Seandainya ini adalah adegan kartun, mungkin ekspresi Maxime bisa digambarkan dengan adegan jatuhnya rahang bawah hingga membentur lantai.
"I-ibu, dengarkan aku. Anakmu ini laki-laki perkasa. Apa ibu perlu bukti?"
PLak! Avreda layangkan tamparan kecil di pipi sang putra. "Ouch!" Maxime mengusap-usap pipinya.
"Membuktikan keperkasaanmu? Dengan apa, huh?" Wanita lemah lembut yang histeris tadi seketika berubah menjadi singa galak yang mengaung.
"Kau pikir akan membuktikan keperkasan dengan cara menghamili anak gadis orang? Huh? Apa kau mau ibu cincang hidup-hidup?"
Plak! Satu pukulan ringan di lengan kekar Maxime. Lelaki itu meringis, "t-tidak Ibu, b-bukan begitu maksudku."

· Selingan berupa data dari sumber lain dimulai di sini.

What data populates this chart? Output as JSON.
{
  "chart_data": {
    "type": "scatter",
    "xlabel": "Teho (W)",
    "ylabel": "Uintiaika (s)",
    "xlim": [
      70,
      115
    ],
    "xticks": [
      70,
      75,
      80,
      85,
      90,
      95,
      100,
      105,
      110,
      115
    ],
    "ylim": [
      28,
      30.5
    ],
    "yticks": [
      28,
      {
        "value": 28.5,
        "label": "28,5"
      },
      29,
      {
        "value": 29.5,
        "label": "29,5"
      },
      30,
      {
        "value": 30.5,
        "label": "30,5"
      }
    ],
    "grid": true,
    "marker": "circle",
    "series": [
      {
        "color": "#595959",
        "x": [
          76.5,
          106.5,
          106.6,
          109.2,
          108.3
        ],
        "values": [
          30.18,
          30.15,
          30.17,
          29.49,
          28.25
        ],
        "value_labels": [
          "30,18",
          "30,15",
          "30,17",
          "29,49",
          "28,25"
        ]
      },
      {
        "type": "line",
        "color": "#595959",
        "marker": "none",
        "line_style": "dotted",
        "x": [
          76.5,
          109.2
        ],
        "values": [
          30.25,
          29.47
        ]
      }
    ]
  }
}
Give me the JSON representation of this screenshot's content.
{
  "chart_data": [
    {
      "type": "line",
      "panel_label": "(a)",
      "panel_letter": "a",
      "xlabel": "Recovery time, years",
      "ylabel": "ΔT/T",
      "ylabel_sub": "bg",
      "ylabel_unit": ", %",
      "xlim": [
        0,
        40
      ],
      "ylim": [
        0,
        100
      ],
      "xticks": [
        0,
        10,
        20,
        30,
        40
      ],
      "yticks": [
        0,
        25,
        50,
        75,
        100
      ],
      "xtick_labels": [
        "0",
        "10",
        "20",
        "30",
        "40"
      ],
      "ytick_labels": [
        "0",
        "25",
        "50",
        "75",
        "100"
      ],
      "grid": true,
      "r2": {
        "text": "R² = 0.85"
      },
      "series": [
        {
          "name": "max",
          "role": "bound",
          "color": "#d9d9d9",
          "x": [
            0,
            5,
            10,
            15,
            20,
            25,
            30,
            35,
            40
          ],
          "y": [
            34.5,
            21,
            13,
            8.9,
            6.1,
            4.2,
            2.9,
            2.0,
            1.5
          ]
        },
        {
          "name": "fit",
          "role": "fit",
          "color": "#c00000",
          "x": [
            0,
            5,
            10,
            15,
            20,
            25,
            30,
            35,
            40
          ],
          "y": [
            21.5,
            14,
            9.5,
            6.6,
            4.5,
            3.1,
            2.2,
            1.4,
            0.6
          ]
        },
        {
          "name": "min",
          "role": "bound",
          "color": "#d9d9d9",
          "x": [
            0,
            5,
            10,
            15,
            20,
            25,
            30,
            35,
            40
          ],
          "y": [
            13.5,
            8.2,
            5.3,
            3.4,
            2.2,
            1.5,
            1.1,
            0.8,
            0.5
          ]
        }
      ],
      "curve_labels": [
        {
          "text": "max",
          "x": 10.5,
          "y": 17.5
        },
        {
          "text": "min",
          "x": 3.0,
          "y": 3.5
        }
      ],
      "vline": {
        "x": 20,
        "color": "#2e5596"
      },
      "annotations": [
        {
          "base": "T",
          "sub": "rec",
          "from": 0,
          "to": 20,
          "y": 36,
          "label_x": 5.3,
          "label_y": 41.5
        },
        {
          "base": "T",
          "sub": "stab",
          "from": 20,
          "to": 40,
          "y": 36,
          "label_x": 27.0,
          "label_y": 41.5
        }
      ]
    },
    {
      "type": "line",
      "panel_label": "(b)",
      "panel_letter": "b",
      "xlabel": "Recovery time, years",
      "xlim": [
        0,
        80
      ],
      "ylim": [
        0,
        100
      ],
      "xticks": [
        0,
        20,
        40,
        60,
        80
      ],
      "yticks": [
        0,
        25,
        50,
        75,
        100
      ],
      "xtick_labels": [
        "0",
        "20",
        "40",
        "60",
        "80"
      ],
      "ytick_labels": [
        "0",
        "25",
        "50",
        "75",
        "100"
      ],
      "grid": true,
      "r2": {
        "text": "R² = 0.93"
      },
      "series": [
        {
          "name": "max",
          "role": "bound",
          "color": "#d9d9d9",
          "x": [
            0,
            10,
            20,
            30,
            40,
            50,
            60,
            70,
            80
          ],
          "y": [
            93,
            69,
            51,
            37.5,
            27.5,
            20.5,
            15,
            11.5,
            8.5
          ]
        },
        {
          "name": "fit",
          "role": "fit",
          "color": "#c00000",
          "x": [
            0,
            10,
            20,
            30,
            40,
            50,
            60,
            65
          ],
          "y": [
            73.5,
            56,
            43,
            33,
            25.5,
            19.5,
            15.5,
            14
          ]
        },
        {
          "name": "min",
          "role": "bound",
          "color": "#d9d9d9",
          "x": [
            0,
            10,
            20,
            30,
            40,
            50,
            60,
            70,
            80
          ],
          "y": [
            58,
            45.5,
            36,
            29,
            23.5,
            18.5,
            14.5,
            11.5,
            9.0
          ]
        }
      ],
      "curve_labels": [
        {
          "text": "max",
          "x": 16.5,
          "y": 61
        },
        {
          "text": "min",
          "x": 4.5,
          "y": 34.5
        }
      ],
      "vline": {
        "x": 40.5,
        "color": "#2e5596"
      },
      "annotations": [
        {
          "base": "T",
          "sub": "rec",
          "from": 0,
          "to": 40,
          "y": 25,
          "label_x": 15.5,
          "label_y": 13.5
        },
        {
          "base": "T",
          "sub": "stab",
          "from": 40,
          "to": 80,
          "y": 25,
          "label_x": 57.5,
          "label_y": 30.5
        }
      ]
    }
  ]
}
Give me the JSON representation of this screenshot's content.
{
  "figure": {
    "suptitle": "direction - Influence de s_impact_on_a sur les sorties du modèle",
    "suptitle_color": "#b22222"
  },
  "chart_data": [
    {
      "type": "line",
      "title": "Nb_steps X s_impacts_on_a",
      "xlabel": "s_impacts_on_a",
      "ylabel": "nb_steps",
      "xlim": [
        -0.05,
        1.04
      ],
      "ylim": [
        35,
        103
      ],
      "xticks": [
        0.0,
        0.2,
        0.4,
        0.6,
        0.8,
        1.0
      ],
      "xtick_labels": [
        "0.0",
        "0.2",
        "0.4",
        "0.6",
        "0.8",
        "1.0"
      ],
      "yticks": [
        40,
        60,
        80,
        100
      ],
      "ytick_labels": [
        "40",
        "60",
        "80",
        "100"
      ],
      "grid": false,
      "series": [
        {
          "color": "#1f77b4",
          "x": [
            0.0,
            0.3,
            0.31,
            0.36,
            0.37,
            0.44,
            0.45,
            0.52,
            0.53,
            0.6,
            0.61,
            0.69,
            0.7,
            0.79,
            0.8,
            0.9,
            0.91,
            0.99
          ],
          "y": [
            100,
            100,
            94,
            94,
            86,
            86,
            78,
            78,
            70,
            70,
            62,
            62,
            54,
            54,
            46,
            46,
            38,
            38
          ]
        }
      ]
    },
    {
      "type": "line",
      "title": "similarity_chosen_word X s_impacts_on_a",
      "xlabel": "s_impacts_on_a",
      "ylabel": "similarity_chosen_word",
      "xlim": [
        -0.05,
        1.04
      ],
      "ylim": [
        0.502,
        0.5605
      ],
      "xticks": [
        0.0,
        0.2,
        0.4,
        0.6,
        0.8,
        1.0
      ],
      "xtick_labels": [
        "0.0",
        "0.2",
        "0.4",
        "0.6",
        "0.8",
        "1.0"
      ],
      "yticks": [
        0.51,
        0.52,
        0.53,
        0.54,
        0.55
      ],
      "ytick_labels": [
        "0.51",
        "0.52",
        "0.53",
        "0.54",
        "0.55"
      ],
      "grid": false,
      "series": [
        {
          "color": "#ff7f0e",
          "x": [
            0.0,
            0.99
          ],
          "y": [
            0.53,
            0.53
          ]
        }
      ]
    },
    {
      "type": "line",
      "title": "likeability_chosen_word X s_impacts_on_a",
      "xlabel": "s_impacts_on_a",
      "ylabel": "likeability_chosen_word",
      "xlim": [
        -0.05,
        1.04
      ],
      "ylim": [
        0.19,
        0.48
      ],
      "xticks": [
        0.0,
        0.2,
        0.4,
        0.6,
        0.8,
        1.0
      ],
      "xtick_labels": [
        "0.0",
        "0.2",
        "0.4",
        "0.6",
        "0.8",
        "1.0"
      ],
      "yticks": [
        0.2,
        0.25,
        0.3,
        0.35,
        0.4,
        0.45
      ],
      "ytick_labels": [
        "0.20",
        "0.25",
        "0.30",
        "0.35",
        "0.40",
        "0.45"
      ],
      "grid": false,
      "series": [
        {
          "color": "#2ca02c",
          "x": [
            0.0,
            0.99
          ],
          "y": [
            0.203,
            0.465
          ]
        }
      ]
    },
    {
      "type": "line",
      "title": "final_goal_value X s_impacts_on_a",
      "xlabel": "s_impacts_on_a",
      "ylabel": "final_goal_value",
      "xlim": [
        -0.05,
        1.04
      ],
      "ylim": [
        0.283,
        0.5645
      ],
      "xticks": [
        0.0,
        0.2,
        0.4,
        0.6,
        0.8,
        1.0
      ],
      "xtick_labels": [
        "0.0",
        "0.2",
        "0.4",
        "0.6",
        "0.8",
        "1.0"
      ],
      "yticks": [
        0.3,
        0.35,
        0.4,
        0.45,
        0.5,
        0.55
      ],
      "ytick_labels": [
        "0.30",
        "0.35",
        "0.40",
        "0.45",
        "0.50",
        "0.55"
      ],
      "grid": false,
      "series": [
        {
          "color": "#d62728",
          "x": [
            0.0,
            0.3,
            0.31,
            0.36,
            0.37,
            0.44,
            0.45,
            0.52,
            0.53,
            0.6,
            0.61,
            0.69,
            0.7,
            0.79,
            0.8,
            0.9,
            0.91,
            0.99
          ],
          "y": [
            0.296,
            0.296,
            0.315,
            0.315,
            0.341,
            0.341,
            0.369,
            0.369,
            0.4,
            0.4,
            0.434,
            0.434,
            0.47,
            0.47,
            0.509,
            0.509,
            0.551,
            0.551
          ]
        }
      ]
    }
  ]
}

"Ibu ingin kau segera menikah, dan buktikan keperkasaanmu dengan memberiku seorang cucu! Apa kau dengar itu?" Avreda kemudian berdiri dan membuang sebotol horny goat weed tadi ke dalam tempat sampah.
"Aku pasti akan menikah, Bu. Tapi tidak sekarang," sahut Maxime setelahnya. Avreda melirik sang putra dengan tatapan kesal, "kau harus segera me-"
Ting Tong Ting Tong
Bel pintu depan berbunyi.
"Dean, lanjutkan saja pekerjaanmu, biar aku saja yang membukakan pintunya!"
Avreda dengan cepat berjalan menuju pintu depan dan Maxime mengekori langkah sang ibu dengan tergesa. Perasaanya tak enak, ia takut kalau-kalau yang datang adalah tamu tak diundang, kedatangannya mungki bisa membawa bencana bagi keberlangsungan hidup Maxime.